Though he’s highly respected by his fellow actors, and widely acknowledged by his peers as the best in the business, Fukumoto is virtually unknown to the public. At 61, he has no agent or publicist, and his bit parts in films frequently fail to even make the credits.
Still, Fukumoto is all over the screen — literally, at times.
A dying artFor decades, the Japanese movie industry has been dominated by two genres: samurai period pieces and gangster movies. Both have lots of violence, bloody fights and high-profile killing, and that kept actors in Fukumoto’s line of work busy.
But with film studios and TV networks opting increasingly for low-budget, modern dramas over feudal and gangster scripts, Fukumoto has found himself the practitioner of, well, a dying art.
“There are only a few other full-time actors like me left at Toei studios. When I joined, there were hundreds,” he said.
Fukumoto got started when he was still a teenager. At 15, he left his rural home for a job in Kyoto at his uncle’s rice shop, which he later quit when another relative found him a job as an extra at Toei, one of Japan’s largest studios.
Within a year, he had a part in the 1959 film “Kurama Tengu” (The Kurama Devil). But he mostly got stuck doing corpses in ponds or village commoners. Eager to be in fight scenes, he learned swordplay and waited for his chance.

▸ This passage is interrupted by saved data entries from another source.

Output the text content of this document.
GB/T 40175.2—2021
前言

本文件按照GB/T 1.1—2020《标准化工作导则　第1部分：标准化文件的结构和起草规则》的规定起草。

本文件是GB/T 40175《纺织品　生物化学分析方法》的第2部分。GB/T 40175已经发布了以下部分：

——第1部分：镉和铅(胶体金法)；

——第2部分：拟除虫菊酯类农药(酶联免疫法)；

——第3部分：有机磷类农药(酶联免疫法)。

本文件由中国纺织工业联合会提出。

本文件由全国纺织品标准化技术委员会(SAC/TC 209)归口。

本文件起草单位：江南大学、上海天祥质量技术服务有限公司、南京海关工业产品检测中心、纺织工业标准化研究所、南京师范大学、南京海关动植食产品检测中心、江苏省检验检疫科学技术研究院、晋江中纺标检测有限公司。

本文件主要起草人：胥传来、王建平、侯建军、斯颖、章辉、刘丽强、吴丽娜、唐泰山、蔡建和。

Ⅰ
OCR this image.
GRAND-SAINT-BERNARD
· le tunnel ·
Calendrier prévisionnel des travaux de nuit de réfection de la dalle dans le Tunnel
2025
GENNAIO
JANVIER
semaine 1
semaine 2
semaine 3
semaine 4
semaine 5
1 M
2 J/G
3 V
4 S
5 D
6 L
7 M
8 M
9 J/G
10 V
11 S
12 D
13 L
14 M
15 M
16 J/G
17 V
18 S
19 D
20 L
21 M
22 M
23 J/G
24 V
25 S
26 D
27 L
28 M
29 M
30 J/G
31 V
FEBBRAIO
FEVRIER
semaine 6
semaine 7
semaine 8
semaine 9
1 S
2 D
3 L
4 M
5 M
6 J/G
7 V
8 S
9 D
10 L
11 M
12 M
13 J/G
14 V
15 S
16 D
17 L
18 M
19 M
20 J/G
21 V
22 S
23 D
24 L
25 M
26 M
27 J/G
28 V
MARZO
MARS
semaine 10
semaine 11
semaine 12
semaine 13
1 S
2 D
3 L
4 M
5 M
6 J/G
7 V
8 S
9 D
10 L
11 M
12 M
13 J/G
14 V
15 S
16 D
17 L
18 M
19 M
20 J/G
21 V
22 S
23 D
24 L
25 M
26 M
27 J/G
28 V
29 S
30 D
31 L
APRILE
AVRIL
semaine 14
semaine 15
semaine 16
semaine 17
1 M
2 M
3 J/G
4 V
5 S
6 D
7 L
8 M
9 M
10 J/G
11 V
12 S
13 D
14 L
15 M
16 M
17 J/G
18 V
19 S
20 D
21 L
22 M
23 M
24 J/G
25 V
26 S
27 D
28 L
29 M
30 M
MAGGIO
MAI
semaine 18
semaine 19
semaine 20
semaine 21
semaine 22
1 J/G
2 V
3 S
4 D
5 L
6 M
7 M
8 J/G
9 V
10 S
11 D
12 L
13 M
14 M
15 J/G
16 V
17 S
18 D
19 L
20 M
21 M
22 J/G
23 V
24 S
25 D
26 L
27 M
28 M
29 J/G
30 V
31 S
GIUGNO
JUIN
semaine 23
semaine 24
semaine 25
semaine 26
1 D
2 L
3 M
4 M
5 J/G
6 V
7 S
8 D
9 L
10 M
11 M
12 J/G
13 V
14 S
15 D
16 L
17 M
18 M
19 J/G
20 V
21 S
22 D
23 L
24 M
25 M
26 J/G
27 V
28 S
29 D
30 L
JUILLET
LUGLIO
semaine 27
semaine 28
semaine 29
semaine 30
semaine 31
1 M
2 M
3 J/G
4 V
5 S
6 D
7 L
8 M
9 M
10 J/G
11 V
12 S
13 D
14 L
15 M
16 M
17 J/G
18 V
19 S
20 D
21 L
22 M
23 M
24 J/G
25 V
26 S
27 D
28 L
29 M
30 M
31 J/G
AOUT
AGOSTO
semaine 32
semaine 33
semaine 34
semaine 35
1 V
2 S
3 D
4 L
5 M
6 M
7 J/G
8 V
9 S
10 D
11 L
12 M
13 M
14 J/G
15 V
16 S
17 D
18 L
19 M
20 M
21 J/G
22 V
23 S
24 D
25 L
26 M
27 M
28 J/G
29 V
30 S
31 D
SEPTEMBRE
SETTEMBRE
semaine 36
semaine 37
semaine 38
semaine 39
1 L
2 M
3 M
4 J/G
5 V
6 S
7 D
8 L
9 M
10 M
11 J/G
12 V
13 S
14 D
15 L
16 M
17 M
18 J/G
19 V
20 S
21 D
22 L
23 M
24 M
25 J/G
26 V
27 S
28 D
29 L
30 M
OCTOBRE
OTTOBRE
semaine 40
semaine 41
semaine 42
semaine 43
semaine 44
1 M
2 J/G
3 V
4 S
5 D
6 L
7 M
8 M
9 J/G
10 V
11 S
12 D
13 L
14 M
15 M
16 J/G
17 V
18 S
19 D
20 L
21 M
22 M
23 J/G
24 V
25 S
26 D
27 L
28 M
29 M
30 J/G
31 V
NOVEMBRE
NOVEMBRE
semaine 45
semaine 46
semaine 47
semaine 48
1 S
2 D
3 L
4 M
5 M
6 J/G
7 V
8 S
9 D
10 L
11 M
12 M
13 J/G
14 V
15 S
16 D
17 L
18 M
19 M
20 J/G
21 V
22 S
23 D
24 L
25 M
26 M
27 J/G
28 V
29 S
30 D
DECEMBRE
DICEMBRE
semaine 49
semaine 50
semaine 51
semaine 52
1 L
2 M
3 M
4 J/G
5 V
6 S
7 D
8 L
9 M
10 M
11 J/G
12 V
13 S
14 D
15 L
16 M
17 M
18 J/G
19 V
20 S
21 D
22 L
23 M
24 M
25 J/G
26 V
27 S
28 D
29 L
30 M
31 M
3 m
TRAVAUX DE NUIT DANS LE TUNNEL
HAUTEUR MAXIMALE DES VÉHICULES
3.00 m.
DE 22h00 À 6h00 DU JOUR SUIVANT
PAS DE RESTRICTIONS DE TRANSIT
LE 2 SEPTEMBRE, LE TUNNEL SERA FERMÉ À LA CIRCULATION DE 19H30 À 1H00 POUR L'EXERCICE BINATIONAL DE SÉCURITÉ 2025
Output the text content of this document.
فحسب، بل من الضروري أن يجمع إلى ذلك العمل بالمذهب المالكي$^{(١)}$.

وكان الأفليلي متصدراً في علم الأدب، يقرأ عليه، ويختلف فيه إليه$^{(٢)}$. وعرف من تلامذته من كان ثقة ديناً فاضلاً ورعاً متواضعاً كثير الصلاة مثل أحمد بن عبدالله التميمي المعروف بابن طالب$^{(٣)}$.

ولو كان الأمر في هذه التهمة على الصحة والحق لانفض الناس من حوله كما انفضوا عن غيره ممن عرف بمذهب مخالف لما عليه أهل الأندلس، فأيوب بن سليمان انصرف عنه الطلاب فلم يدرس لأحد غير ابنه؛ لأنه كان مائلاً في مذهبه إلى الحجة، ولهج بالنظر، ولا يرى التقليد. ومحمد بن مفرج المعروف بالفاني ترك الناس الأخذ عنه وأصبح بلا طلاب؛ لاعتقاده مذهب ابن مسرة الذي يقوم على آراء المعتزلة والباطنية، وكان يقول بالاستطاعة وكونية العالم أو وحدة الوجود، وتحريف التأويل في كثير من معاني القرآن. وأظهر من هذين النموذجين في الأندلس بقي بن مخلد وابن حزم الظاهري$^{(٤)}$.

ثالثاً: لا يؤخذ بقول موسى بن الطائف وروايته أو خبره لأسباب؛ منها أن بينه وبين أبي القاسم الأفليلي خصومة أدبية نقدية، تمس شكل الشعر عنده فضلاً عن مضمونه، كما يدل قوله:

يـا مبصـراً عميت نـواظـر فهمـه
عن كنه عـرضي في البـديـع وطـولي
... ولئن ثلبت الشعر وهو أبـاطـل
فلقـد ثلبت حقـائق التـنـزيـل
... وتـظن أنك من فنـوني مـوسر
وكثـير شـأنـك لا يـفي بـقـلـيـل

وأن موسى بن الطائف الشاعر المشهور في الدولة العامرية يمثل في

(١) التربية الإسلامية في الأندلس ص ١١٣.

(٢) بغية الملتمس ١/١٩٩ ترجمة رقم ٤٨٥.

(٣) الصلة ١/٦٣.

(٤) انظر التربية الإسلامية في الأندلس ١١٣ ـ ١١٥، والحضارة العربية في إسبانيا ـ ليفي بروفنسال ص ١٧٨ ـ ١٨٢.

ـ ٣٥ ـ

His first fight scene came in 1963, but it didn’t go smoothly. As the camera rolled and the star actor bore down on him with a 3-foot-long blade, Fukumoto froze — and botched his part.
“I was terrified,” he recalled.
It took some time to learn that swordplay was like playing music, he said. Fight choreographers assigned actors their parts but the actors set the pace.
“Every star actor has his own tempo and every scene has a different rhythm. The other actors know instinctively how to match it,” Fukumoto said.
Eventually, he became a regular in dozens of samurai films and TV shows, playing villains because his high cheekbones, arched eyebrows and heavy eye shadow made him appear sinister.
In one movie after another, he met his maker.
Overdue few minutes of fameFukumoto reckons he’s been killed more than 20,000 times — fans say it’s at least twice that — in thousands of TV appearances and nearly 100 movies over his 45-year career. But he can’t say for sure. Scripts often crammed in several killing scenes, which meant Fukumoto would die as one character and reappear later as another to get slain again.
After being scouted by a casting director, he appeared last year in the big-budget Hollywood movie “The Last Samurai” as the Silent Samurai, a taciturn warrior who shadows the former American Civil War captain, Nathan Algren, played by Tom Cruise.
Toward the end of the film, he sacrifices his own life to protect Algren — by throwing himself in front of a bullet.
Other actors say Fukumoto’s few minutes of fame was long overdue.
Hiroyuki Sanada, who stars as Ujio, the samurai army’s second-in-command in “The Last Samurai,” said Fukumoto was already renowned in the business by the time they met on the set of Sanada’s first feudal film 27 years ago.
“His presence — a mixture of traditional technique, individual style and showmanship — is extraordinary,” Sanada said.
In his 2001 autobiography, which has sold 80,000 copies, Fukumoto said he learned by studying stuntmen. But his hero was Charlie Chaplin, whose over-the-top antics were a useful model because Japanese death scenes are stylized, featuring actors who shudder violently and flop to the ground when killed.
Being around so much bloodshed — albeit staged — hasn’t made Fukumoto immune to the prospect of his own end.
“I stage death for a profession. But, like anyone else, I’m afraid of death,” he said.
Although others in the profession have died or suffered career-ending injuries on the set, Fukomoto has rarely been seriously hurt.
He got slashed in the face once, and has limped away after stunts. In one airborne samurai fight scene, he crashed into the camera crew. In another, he mistimed a trampoline jump, bounced off a rooftop and landed on his head.
The abuse, he admits, has taken a toll.
“There have been times recently when I’ve fainted during a fight scene,” said Fukumoto, who formally retired from Toei last year. “But I plan to keep working as long as directors keep casting me.”